Das Gezerre um das nächste EU-Budget
Sich auf den mittelfristigen Finanzrahmen 2021 bis 2027 für die Europäische Union zu einigen wird ein mehr als schwieriger Balanceakt.
Im Mai muss die EU-Kommission dem Rat den Vorschlag zum mittelfristigen Finanzrahmen 2021–2027 unterbreiten. Spätestens dann beginnt das große Hauen, Stechen und Täuschen. Am Ende stimmen erfahrungsgemäß alle Mitgliedsstaaten minimalen Veränderungen zu. Diesmal könnte es schwieriger werden, dafür sind zumindest drei Gründe ausschlaggebend:
Erstens verursacht der Brexit neben vielen anderen Problemen ein beachtliches Budgetloch, mindestens 13 Mrd. Euro pro Jahr, in sieben Jahren damit mehr als 90 Mrd. Euro. Zum Vergleich: Die gesamten Verwaltungskosten der EU für 2014–2020 machen 65 Mrd. Euro aus.
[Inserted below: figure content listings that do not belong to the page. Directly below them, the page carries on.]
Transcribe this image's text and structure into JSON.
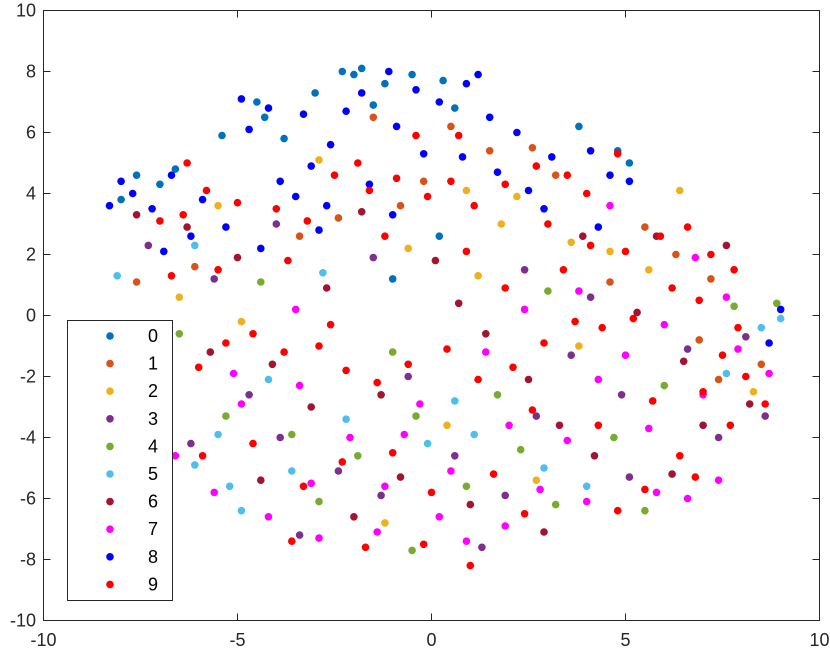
{
  "chart_data": {
    "type": "scatter",
    "title": "",
    "xlabel": "",
    "ylabel": "",
    "xlim": [
      -10,
      10
    ],
    "ylim": [
      -10,
      10
    ],
    "xticks": [
      "-10",
      "-5",
      "0",
      "5",
      "10"
    ],
    "yticks": [
      "-10",
      "-8",
      "-6",
      "-4",
      "-2",
      "0",
      "2",
      "4",
      "6",
      "8",
      "10"
    ],
    "grid": false,
    "legend_position": "bottom-left",
    "series": [
      {
        "name": "0",
        "color": "#0072BD",
        "points": [
          [
            -2.3,
            8.0
          ],
          [
            -2.0,
            7.9
          ],
          [
            -1.8,
            8.1
          ],
          [
            -1.2,
            7.6
          ],
          [
            -0.5,
            7.9
          ],
          [
            0.3,
            7.7
          ],
          [
            -3.0,
            7.3
          ],
          [
            -4.5,
            7.0
          ],
          [
            -4.3,
            6.5
          ],
          [
            -7.6,
            4.6
          ],
          [
            -7.0,
            4.3
          ],
          [
            -6.6,
            4.8
          ],
          [
            -8.0,
            3.8
          ],
          [
            0.6,
            6.8
          ],
          [
            3.8,
            6.2
          ],
          [
            4.8,
            5.4
          ],
          [
            5.1,
            5.0
          ],
          [
            -3.8,
            5.8
          ],
          [
            -5.4,
            5.9
          ],
          [
            -1.5,
            6.9
          ],
          [
            0.2,
            2.6
          ],
          [
            -1.0,
            1.2
          ]
        ]
      },
      {
        "name": "1",
        "color": "#D95319",
        "points": [
          [
            -1.5,
            6.5
          ],
          [
            0.5,
            6.2
          ],
          [
            1.5,
            5.4
          ],
          [
            2.6,
            5.5
          ],
          [
            3.2,
            4.6
          ],
          [
            -0.2,
            4.4
          ],
          [
            -2.4,
            3.2
          ],
          [
            -3.4,
            2.6
          ],
          [
            6.3,
            2.0
          ],
          [
            7.2,
            1.2
          ],
          [
            6.9,
            -0.8
          ],
          [
            7.4,
            -2.1
          ],
          [
            8.5,
            -1.6
          ],
          [
            5.5,
            2.9
          ],
          [
            4.6,
            1.1
          ],
          [
            -6.1,
            1.6
          ],
          [
            -7.6,
            1.1
          ],
          [
            -0.8,
            3.6
          ]
        ]
      },
      {
        "name": "2",
        "color": "#EDB120",
        "points": [
          [
            -5.5,
            3.6
          ],
          [
            -2.9,
            5.1
          ],
          [
            0.9,
            4.1
          ],
          [
            1.8,
            3.0
          ],
          [
            3.6,
            2.4
          ],
          [
            4.6,
            2.1
          ],
          [
            -6.5,
            0.6
          ],
          [
            -0.6,
            2.2
          ],
          [
            1.2,
            1.3
          ],
          [
            5.6,
            1.5
          ],
          [
            8.3,
            -2.5
          ],
          [
            2.7,
            -5.4
          ],
          [
            -1.2,
            -6.8
          ],
          [
            0.4,
            -3.6
          ],
          [
            3.8,
            -1.0
          ],
          [
            -4.9,
            -0.2
          ],
          [
            2.2,
            3.9
          ],
          [
            6.4,
            4.1
          ]
        ]
      },
      {
        "name": "3",
        "color": "#7E2F8E",
        "points": [
          [
            -4.7,
            -2.6
          ],
          [
            -3.9,
            -4.0
          ],
          [
            -2.4,
            -5.1
          ],
          [
            -1.3,
            -5.9
          ],
          [
            -0.6,
            -2.0
          ],
          [
            0.6,
            -4.6
          ],
          [
            1.9,
            -5.9
          ],
          [
            2.7,
            -3.3
          ],
          [
            3.6,
            -1.3
          ],
          [
            4.9,
            -2.6
          ],
          [
            6.6,
            -1.1
          ],
          [
            8.1,
            -0.7
          ],
          [
            7.4,
            -4.0
          ],
          [
            4.1,
            0.6
          ],
          [
            -5.6,
            1.2
          ],
          [
            -7.3,
            2.3
          ],
          [
            -6.2,
            -4.2
          ],
          [
            -3.4,
            -7.2
          ],
          [
            1.3,
            -7.6
          ],
          [
            -4.0,
            3.0
          ],
          [
            -1.5,
            1.9
          ],
          [
            2.4,
            1.5
          ],
          [
            5.1,
            -5.3
          ],
          [
            8.6,
            -3.3
          ]
        ]
      },
      {
        "name": "4",
        "color": "#77AC30",
        "points": [
          [
            -6.5,
            -0.6
          ],
          [
            -5.3,
            -3.3
          ],
          [
            -3.6,
            -3.9
          ],
          [
            -1.9,
            -4.6
          ],
          [
            -0.4,
            -3.3
          ],
          [
            0.9,
            -5.6
          ],
          [
            2.3,
            -4.4
          ],
          [
            3.2,
            -6.2
          ],
          [
            4.7,
            -4.0
          ],
          [
            6.0,
            -2.3
          ],
          [
            7.8,
            0.3
          ],
          [
            8.9,
            0.4
          ],
          [
            -2.9,
            -6.1
          ],
          [
            -0.5,
            -7.7
          ],
          [
            1.7,
            -2.6
          ],
          [
            -4.4,
            1.1
          ],
          [
            -1.0,
            -1.2
          ],
          [
            3.0,
            0.8
          ],
          [
            -7.1,
            -1.3
          ],
          [
            5.5,
            -6.4
          ]
        ]
      },
      {
        "name": "5",
        "color": "#4DBEEE",
        "points": [
          [
            -6.9,
            -3.1
          ],
          [
            -6.1,
            -4.9
          ],
          [
            -4.9,
            -6.4
          ],
          [
            -3.6,
            -5.1
          ],
          [
            -5.5,
            -3.9
          ],
          [
            -4.2,
            -2.1
          ],
          [
            -7.3,
            -1.6
          ],
          [
            -0.1,
            -4.2
          ],
          [
            1.1,
            -3.9
          ],
          [
            2.9,
            -5.0
          ],
          [
            8.5,
            -0.4
          ],
          [
            9.0,
            -0.1
          ],
          [
            -8.1,
            1.3
          ],
          [
            -6.1,
            2.3
          ],
          [
            -2.8,
            1.4
          ],
          [
            0.6,
            -2.8
          ],
          [
            4.0,
            -5.6
          ],
          [
            -2.2,
            -3.4
          ],
          [
            -5.2,
            -5.6
          ],
          [
            7.6,
            -1.9
          ]
        ]
      },
      {
        "name": "6",
        "color": "#A2142F",
        "points": [
          [
            -6.3,
            2.9
          ],
          [
            -5.0,
            1.9
          ],
          [
            -4.1,
            -1.6
          ],
          [
            -2.7,
            0.9
          ],
          [
            -1.3,
            -2.6
          ],
          [
            0.1,
            1.8
          ],
          [
            1.4,
            -0.6
          ],
          [
            2.5,
            -2.1
          ],
          [
            3.9,
            2.6
          ],
          [
            5.3,
            0.1
          ],
          [
            6.5,
            -1.5
          ],
          [
            7.6,
            2.3
          ],
          [
            8.2,
            -2.9
          ],
          [
            -7.6,
            3.3
          ],
          [
            -3.1,
            -3.0
          ],
          [
            -0.8,
            -5.3
          ],
          [
            1.0,
            -6.2
          ],
          [
            2.9,
            -7.1
          ],
          [
            4.2,
            -4.6
          ],
          [
            6.2,
            -5.2
          ],
          [
            7.0,
            -3.6
          ],
          [
            -5.7,
            -1.2
          ],
          [
            -1.8,
            3.4
          ],
          [
            0.7,
            0.4
          ],
          [
            3.3,
            -3.6
          ],
          [
            -4.4,
            -5.4
          ],
          [
            -2.0,
            -6.6
          ],
          [
            5.8,
            2.6
          ]
        ]
      },
      {
        "name": "7",
        "color": "#FF00FF",
        "points": [
          [
            -6.6,
            -4.6
          ],
          [
            -5.6,
            -5.8
          ],
          [
            -4.2,
            -6.6
          ],
          [
            -3.1,
            -5.5
          ],
          [
            -4.9,
            -2.9
          ],
          [
            -3.4,
            -2.3
          ],
          [
            -2.1,
            -4.0
          ],
          [
            -0.7,
            -3.9
          ],
          [
            0.2,
            -6.6
          ],
          [
            0.9,
            -7.4
          ],
          [
            1.9,
            -6.9
          ],
          [
            2.8,
            -5.7
          ],
          [
            3.5,
            -4.1
          ],
          [
            4.3,
            -2.1
          ],
          [
            5.0,
            -1.3
          ],
          [
            6.0,
            -0.3
          ],
          [
            7.0,
            -2.6
          ],
          [
            7.9,
            -1.1
          ],
          [
            8.7,
            -1.9
          ],
          [
            5.8,
            -5.8
          ],
          [
            6.6,
            -6.0
          ],
          [
            7.4,
            -5.4
          ],
          [
            1.4,
            -1.2
          ],
          [
            2.4,
            0.2
          ],
          [
            3.8,
            0.8
          ],
          [
            -0.3,
            -2.9
          ],
          [
            -1.4,
            -7.1
          ],
          [
            -2.9,
            -7.3
          ],
          [
            4.6,
            3.6
          ],
          [
            6.8,
            1.9
          ],
          [
            -3.5,
            0.2
          ],
          [
            -5.1,
            -1.9
          ],
          [
            -6.8,
            -1.0
          ],
          [
            2.0,
            -3.6
          ],
          [
            0.5,
            -5.1
          ],
          [
            -1.2,
            -5.6
          ],
          [
            5.6,
            -3.7
          ],
          [
            7.6,
            0.6
          ],
          [
            4.0,
            -6.1
          ]
        ]
      },
      {
        "name": "8",
        "color": "#0000FF",
        "points": [
          [
            -7.7,
            4.0
          ],
          [
            -7.2,
            3.5
          ],
          [
            -6.7,
            4.6
          ],
          [
            -8.0,
            4.4
          ],
          [
            -5.9,
            3.8
          ],
          [
            -5.3,
            2.9
          ],
          [
            -4.7,
            6.1
          ],
          [
            -4.2,
            6.8
          ],
          [
            -4.9,
            7.1
          ],
          [
            -3.5,
            3.9
          ],
          [
            -3.1,
            4.9
          ],
          [
            -2.6,
            5.6
          ],
          [
            -2.2,
            6.7
          ],
          [
            -1.8,
            7.3
          ],
          [
            -1.1,
            8.0
          ],
          [
            -0.4,
            7.4
          ],
          [
            0.2,
            7.0
          ],
          [
            0.9,
            7.6
          ],
          [
            1.5,
            6.5
          ],
          [
            2.2,
            6.0
          ],
          [
            -0.9,
            6.2
          ],
          [
            -1.6,
            4.3
          ],
          [
            -2.7,
            3.6
          ],
          [
            -3.9,
            4.4
          ],
          [
            -0.2,
            5.3
          ],
          [
            0.8,
            5.2
          ],
          [
            1.7,
            4.7
          ],
          [
            2.5,
            4.1
          ],
          [
            3.1,
            5.2
          ],
          [
            4.1,
            5.4
          ],
          [
            4.6,
            4.6
          ],
          [
            5.1,
            4.4
          ],
          [
            -6.9,
            2.1
          ],
          [
            -6.2,
            2.6
          ],
          [
            -4.4,
            2.2
          ],
          [
            -1.0,
            3.3
          ],
          [
            2.9,
            3.5
          ],
          [
            4.3,
            2.9
          ],
          [
            -8.3,
            3.6
          ],
          [
            1.2,
            7.9
          ],
          [
            9.0,
            0.2
          ],
          [
            8.7,
            -0.9
          ],
          [
            -3.3,
            6.6
          ],
          [
            -2.9,
            2.8
          ]
        ]
      },
      {
        "name": "9",
        "color": "#FF0000",
        "points": [
          [
            -7.0,
            3.1
          ],
          [
            -6.4,
            3.3
          ],
          [
            -5.8,
            4.1
          ],
          [
            -5.0,
            3.7
          ],
          [
            -4.0,
            3.5
          ],
          [
            -3.2,
            3.1
          ],
          [
            -2.5,
            4.6
          ],
          [
            -1.6,
            4.1
          ],
          [
            -0.9,
            4.5
          ],
          [
            -0.1,
            3.9
          ],
          [
            0.5,
            4.4
          ],
          [
            1.1,
            3.6
          ],
          [
            1.9,
            4.3
          ],
          [
            2.7,
            4.9
          ],
          [
            3.5,
            4.6
          ],
          [
            4.0,
            4.0
          ],
          [
            -0.4,
            5.9
          ],
          [
            0.7,
            5.9
          ],
          [
            -1.9,
            5.0
          ],
          [
            3.0,
            3.0
          ],
          [
            4.1,
            2.3
          ],
          [
            5.0,
            2.1
          ],
          [
            5.9,
            2.6
          ],
          [
            6.6,
            2.9
          ],
          [
            7.2,
            2.0
          ],
          [
            7.8,
            1.5
          ],
          [
            6.9,
            0.5
          ],
          [
            6.2,
            0.9
          ],
          [
            5.2,
            -0.1
          ],
          [
            4.4,
            -0.4
          ],
          [
            3.7,
            -0.2
          ],
          [
            2.9,
            -0.9
          ],
          [
            2.1,
            -1.7
          ],
          [
            1.2,
            -2.1
          ],
          [
            0.4,
            -1.1
          ],
          [
            -0.6,
            -1.6
          ],
          [
            -1.4,
            -2.2
          ],
          [
            -2.2,
            -1.8
          ],
          [
            -2.9,
            -1.0
          ],
          [
            -3.8,
            -1.2
          ],
          [
            -4.6,
            -0.6
          ],
          [
            -5.3,
            -0.9
          ],
          [
            -6.0,
            -1.7
          ],
          [
            -6.7,
            1.3
          ],
          [
            7.5,
            -1.3
          ],
          [
            8.1,
            -2.0
          ],
          [
            7.0,
            -2.5
          ],
          [
            7.7,
            -3.6
          ],
          [
            6.4,
            -4.6
          ],
          [
            5.5,
            -5.7
          ],
          [
            6.8,
            -5.3
          ],
          [
            4.8,
            -6.4
          ],
          [
            2.4,
            -6.5
          ],
          [
            1.6,
            -5.2
          ],
          [
            0.0,
            -5.8
          ],
          [
            -1.0,
            -4.5
          ],
          [
            -2.3,
            -4.8
          ],
          [
            -3.3,
            -5.6
          ],
          [
            -4.6,
            -4.2
          ],
          [
            -5.9,
            -4.6
          ],
          [
            -2.6,
            -0.3
          ],
          [
            1.9,
            0.9
          ],
          [
            3.4,
            1.5
          ],
          [
            -1.2,
            2.6
          ],
          [
            0.9,
            2.1
          ],
          [
            -3.7,
            1.8
          ],
          [
            -5.5,
            1.5
          ],
          [
            2.6,
            -3.1
          ],
          [
            4.3,
            -3.6
          ],
          [
            -0.2,
            -7.5
          ],
          [
            -1.7,
            -7.6
          ],
          [
            1.0,
            -8.2
          ],
          [
            -6.3,
            5.0
          ],
          [
            4.8,
            5.3
          ],
          [
            7.9,
            -0.4
          ],
          [
            8.6,
            -2.9
          ],
          [
            5.7,
            -2.8
          ],
          [
            -3.6,
            -7.4
          ]
        ]
      }
    ]
  }
}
Zweitens warten auf die EU große Aufgaben, die ohne zusätzliche Mittel nicht zu bewältigen sind. Das beginnt mit geänderten geopolitischen Rahmenbedingungen, Stichworte sind Ukraine, Naher Osten, Migration, Sicherung der Außengrenzen, Terrorismus, Cyberkriminalität und vieles mehr. Aber auch in der eigentlichen Wirtschaftspolitik muss sich die EU neuen Herausforderungen stellen. Nach wie vor ist die Jugendarbeitslosigkeit zu hoch. Und um die Forschungsquote von drei Prozent des Bruttoinlandsprodukts zu erreichen, braucht es zusätzliche Mittel ebenso wie für den Ausbau der transeuropäischen Infrastruktur. Das bedarf mindestens zusätzlicher 100 Mrd. Euro.
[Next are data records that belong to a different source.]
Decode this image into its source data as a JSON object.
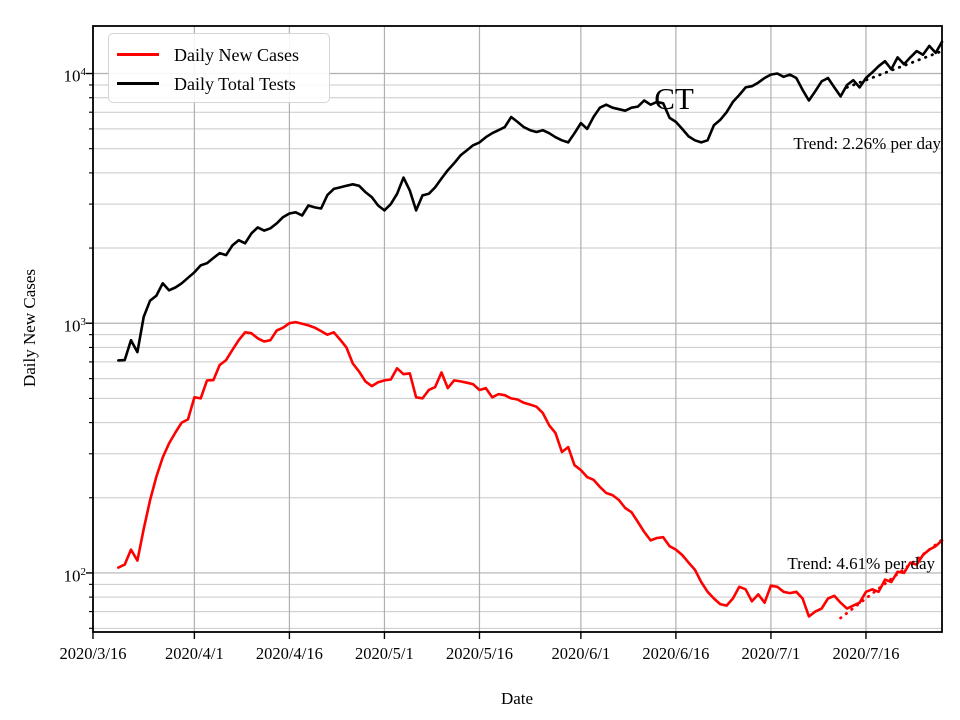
{
  "figure": {
    "state_label": "CT",
    "axes": {
      "x_label": "Date",
      "y_label": "Daily New Cases"
    },
    "legend": {
      "cases_label": "Daily New Cases",
      "tests_label": "Daily Total Tests"
    },
    "annotations": {
      "tests_trend_label": "Trend: 2.26% per day",
      "cases_trend_label": "Trend: 4.61% per day"
    }
  },
  "chart_data": {
    "type": "line",
    "title": "CT",
    "xlabel": "Date",
    "ylabel": "Daily New Cases",
    "x_scale": "date",
    "y_scale": "log",
    "x_range": [
      "2020/3/16",
      "2020/7/28"
    ],
    "ylim": [
      58,
      15500
    ],
    "grid": "both",
    "legend_position": "upper left",
    "x_ticks": [
      "2020/3/16",
      "2020/4/1",
      "2020/4/16",
      "2020/5/1",
      "2020/5/16",
      "2020/6/1",
      "2020/6/16",
      "2020/7/1",
      "2020/7/16"
    ],
    "y_ticks": [
      {
        "label": "10^4",
        "base": "10",
        "exp": "4",
        "value": 10000
      },
      {
        "label": "10^3",
        "base": "10",
        "exp": "3",
        "value": 1000
      },
      {
        "label": "10^2",
        "base": "10",
        "exp": "2",
        "value": 100
      }
    ],
    "dates": [
      "2020/3/20",
      "2020/3/21",
      "2020/3/22",
      "2020/3/23",
      "2020/3/24",
      "2020/3/25",
      "2020/3/26",
      "2020/3/27",
      "2020/3/28",
      "2020/3/29",
      "2020/3/30",
      "2020/3/31",
      "2020/4/1",
      "2020/4/2",
      "2020/4/3",
      "2020/4/4",
      "2020/4/5",
      "2020/4/6",
      "2020/4/7",
      "2020/4/8",
      "2020/4/9",
      "2020/4/10",
      "2020/4/11",
      "2020/4/12",
      "2020/4/13",
      "2020/4/14",
      "2020/4/15",
      "2020/4/16",
      "2020/4/17",
      "2020/4/18",
      "2020/4/19",
      "2020/4/20",
      "2020/4/21",
      "2020/4/22",
      "2020/4/23",
      "2020/4/24",
      "2020/4/25",
      "2020/4/26",
      "2020/4/27",
      "2020/4/28",
      "2020/4/29",
      "2020/4/30",
      "2020/5/1",
      "2020/5/2",
      "2020/5/3",
      "2020/5/4",
      "2020/5/5",
      "2020/5/6",
      "2020/5/7",
      "2020/5/8",
      "2020/5/9",
      "2020/5/10",
      "2020/5/11",
      "2020/5/12",
      "2020/5/13",
      "2020/5/14",
      "2020/5/15",
      "2020/5/16",
      "2020/5/17",
      "2020/5/18",
      "2020/5/19",
      "2020/5/20",
      "2020/5/21",
      "2020/5/22",
      "2020/5/23",
      "2020/5/24",
      "2020/5/25",
      "2020/5/26",
      "2020/5/27",
      "2020/5/28",
      "2020/5/29",
      "2020/5/30",
      "2020/5/31",
      "2020/6/1",
      "2020/6/2",
      "2020/6/3",
      "2020/6/4",
      "2020/6/5",
      "2020/6/6",
      "2020/6/7",
      "2020/6/8",
      "2020/6/9",
      "2020/6/10",
      "2020/6/11",
      "2020/6/12",
      "2020/6/13",
      "2020/6/14",
      "2020/6/15",
      "2020/6/16",
      "2020/6/17",
      "2020/6/18",
      "2020/6/19",
      "2020/6/20",
      "2020/6/21",
      "2020/6/22",
      "2020/6/23",
      "2020/6/24",
      "2020/6/25",
      "2020/6/26",
      "2020/6/27",
      "2020/6/28",
      "2020/6/29",
      "2020/6/30",
      "2020/7/1",
      "2020/7/2",
      "2020/7/3",
      "2020/7/4",
      "2020/7/5",
      "2020/7/6",
      "2020/7/7",
      "2020/7/8",
      "2020/7/9",
      "2020/7/10",
      "2020/7/11",
      "2020/7/12",
      "2020/7/13",
      "2020/7/14",
      "2020/7/15",
      "2020/7/16",
      "2020/7/17",
      "2020/7/18",
      "2020/7/19",
      "2020/7/20",
      "2020/7/21",
      "2020/7/22",
      "2020/7/23",
      "2020/7/24",
      "2020/7/25",
      "2020/7/26",
      "2020/7/27",
      "2020/7/28"
    ],
    "series": [
      {
        "name": "Daily New Cases",
        "color": "#ff0000",
        "values": [
          105,
          108,
          124,
          112,
          150,
          195,
          243,
          290,
          330,
          365,
          400,
          412,
          505,
          500,
          590,
          592,
          680,
          712,
          782,
          855,
          920,
          912,
          870,
          845,
          855,
          935,
          960,
          1000,
          1010,
          995,
          980,
          960,
          930,
          900,
          920,
          860,
          800,
          690,
          640,
          585,
          560,
          580,
          590,
          595,
          660,
          625,
          630,
          505,
          500,
          540,
          555,
          635,
          550,
          590,
          585,
          578,
          570,
          540,
          550,
          505,
          520,
          515,
          500,
          495,
          480,
          472,
          463,
          437,
          390,
          363,
          305,
          319,
          270,
          258,
          242,
          236,
          221,
          209,
          205,
          196,
          182,
          175,
          160,
          146,
          135,
          138,
          139,
          128,
          124,
          118,
          110,
          103,
          92,
          84,
          79,
          75,
          74,
          79,
          88,
          86,
          77,
          82,
          76,
          89,
          88,
          84,
          83,
          84,
          79,
          67,
          70,
          72,
          79,
          81,
          76,
          72,
          74,
          76,
          84,
          86,
          84,
          94,
          92,
          101,
          100,
          110,
          108,
          118,
          124,
          128,
          135
        ]
      },
      {
        "name": "Daily Total Tests",
        "color": "#000000",
        "values": [
          710,
          712,
          855,
          766,
          1060,
          1230,
          1290,
          1445,
          1355,
          1390,
          1445,
          1520,
          1600,
          1705,
          1740,
          1825,
          1910,
          1875,
          2050,
          2150,
          2090,
          2290,
          2420,
          2350,
          2400,
          2510,
          2660,
          2750,
          2780,
          2700,
          2960,
          2910,
          2880,
          3260,
          3450,
          3500,
          3550,
          3600,
          3550,
          3350,
          3200,
          2960,
          2830,
          3000,
          3300,
          3830,
          3400,
          2830,
          3250,
          3300,
          3500,
          3800,
          4100,
          4370,
          4700,
          4920,
          5160,
          5300,
          5560,
          5770,
          5930,
          6100,
          6700,
          6400,
          6100,
          5930,
          5830,
          5930,
          5770,
          5560,
          5400,
          5300,
          5770,
          6330,
          6000,
          6700,
          7300,
          7500,
          7300,
          7200,
          7100,
          7300,
          7370,
          7800,
          7500,
          7700,
          7600,
          6640,
          6400,
          6000,
          5600,
          5400,
          5300,
          5400,
          6210,
          6520,
          7000,
          7700,
          8200,
          8800,
          8900,
          9200,
          9600,
          9900,
          10000,
          9700,
          9900,
          9600,
          8600,
          7800,
          8500,
          9300,
          9600,
          8800,
          8100,
          9000,
          9400,
          8800,
          9600,
          10100,
          10700,
          11200,
          10400,
          11600,
          10900,
          11600,
          12300,
          11900,
          12900,
          12100,
          13400
        ]
      }
    ],
    "trend_lines": [
      {
        "name": "cases-trend",
        "series": "Daily New Cases",
        "color": "#ff0000",
        "style": "dotted",
        "pct_per_day": 4.61,
        "start_date": "2020/7/12",
        "end_date": "2020/7/28",
        "start_value": 66
      },
      {
        "name": "tests-trend",
        "series": "Daily Total Tests",
        "color": "#000000",
        "style": "dotted",
        "pct_per_day": 2.26,
        "start_date": "2020/7/13",
        "end_date": "2020/7/28",
        "start_value": 8800
      }
    ]
  }
}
Drittens geht es um Fragen der Konditionalität und Rechtsstaatlichkeit: Sollen grobe Verstöße gegen den EU-Vertrag durch Kürzungen von Mitteln geahndet werden? Die Nettozahler haben immer weniger Verständnis dafür, dass zig Milliarden an Mitgliedsstaaten überwiesen werden, deren Regierungen gleichzeitig gegen die EU agitieren, Vertragsbestimmungen gröblich verletzen oder Milliarden an Förderungen in dunkle Kanäle versickern lassen, wie jüngste Beispiele aus Polen und Ungarn zeigen.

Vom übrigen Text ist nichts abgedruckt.